Ocurre a menudo que nos encontramos viviendo argumentos que nos parecen inamovibles, porque así nos lo han hecho creer a través de mandatos, de creencias, de manipulaciones (íntimas o colectivas, privadas o públicas). Y lo usual es que esos guiones violenten las necesidades verdaderas de nuestro ser, que violenten nuestra alma. Que nos produzcan hambre emocional, afectivo, espiritual. Vacío de sentido. Lo podremos detectar en un trabajo o profesión que, más allá de lo exitoso que luzca, nos aleja de toda sensación de realización.
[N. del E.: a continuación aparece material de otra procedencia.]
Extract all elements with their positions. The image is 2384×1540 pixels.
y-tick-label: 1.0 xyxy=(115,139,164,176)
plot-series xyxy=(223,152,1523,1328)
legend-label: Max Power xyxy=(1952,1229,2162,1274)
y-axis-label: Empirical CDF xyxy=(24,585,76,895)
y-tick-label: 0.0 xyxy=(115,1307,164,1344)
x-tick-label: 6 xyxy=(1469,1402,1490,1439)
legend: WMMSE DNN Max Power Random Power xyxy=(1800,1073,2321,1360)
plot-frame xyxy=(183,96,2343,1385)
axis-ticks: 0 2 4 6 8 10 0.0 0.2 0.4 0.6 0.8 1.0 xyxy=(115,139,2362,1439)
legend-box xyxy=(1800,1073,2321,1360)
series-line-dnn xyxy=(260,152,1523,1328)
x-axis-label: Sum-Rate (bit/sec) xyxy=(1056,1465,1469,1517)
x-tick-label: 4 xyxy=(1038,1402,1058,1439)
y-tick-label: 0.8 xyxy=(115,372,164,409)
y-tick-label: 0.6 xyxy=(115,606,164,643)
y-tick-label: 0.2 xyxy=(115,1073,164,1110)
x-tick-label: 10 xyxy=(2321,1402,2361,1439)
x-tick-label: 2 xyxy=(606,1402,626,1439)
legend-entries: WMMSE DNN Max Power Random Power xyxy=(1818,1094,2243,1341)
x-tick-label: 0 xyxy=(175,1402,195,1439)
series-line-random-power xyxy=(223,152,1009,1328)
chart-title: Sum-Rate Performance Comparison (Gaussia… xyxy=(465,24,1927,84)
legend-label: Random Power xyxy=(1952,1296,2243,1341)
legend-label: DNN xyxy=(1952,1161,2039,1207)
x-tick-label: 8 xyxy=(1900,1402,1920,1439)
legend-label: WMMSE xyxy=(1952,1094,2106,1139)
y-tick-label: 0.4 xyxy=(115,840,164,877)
O en relaciones (amistades, pareja) a las que nos aferramos por temor a la soledad, aunque nos dejen en la peor de las soledades, como es la de una compañía con la que no compartimos sueños, proyectos, propósitos, metas, caminos. Lo sentiremos también en el cumplimiento de rutinas mecánicas, sin significado (puesto que existen rutinas plenas de contenido, como la de quien emprende puntualmente el ejercicio de una tarea que lo colma o la de quienes, amándose, se reencuentran una y otra vez al final de cada jornada).
El terapeuta James Hillman, pensador poderoso, creador de la psicología de los arquetipos, sostiene (en El código del alma ), la teoría de la bellota. Es sencilla y profunda. Cada bellota del roble, dice, guarda la semilla, y en ésta se halla el árbol completo. Aun sin ayuda (agua, buena tierra, cuidado), la semilla contenida en la bellota tenderá a desarrollarse. Lo hará como pueda, hará lo que pueda. Cada vida guarda, como una bellota, una imagen profunda, inconsciente e intransferible, "una guía que lo acompaña a uno y le recuerda su vocación". Cuando esa imagen es olvidada, dice Hillman, los recordatorios aparecen de muchas maneras. Los malestares emocionales, psíquicos o incluso físicos son algunas de ellas. El alma espera que desarrollemos nuestra imagen profunda, nuestro ser verdadero, explica Hillman. Que salgamos de los formatos prediseñados, en apariencia cómodos y seguros, pero generadores de la incertidumbre que describe nuestra amiga Marina. Mientras tanto, el alma está contrariada. Ella nos quiere protagonistas, con todos los riesgos. No, deuteragonistas, alejados del centro de nuestro escenario existencial. Mientras así no ocurre, la búsqueda continúa.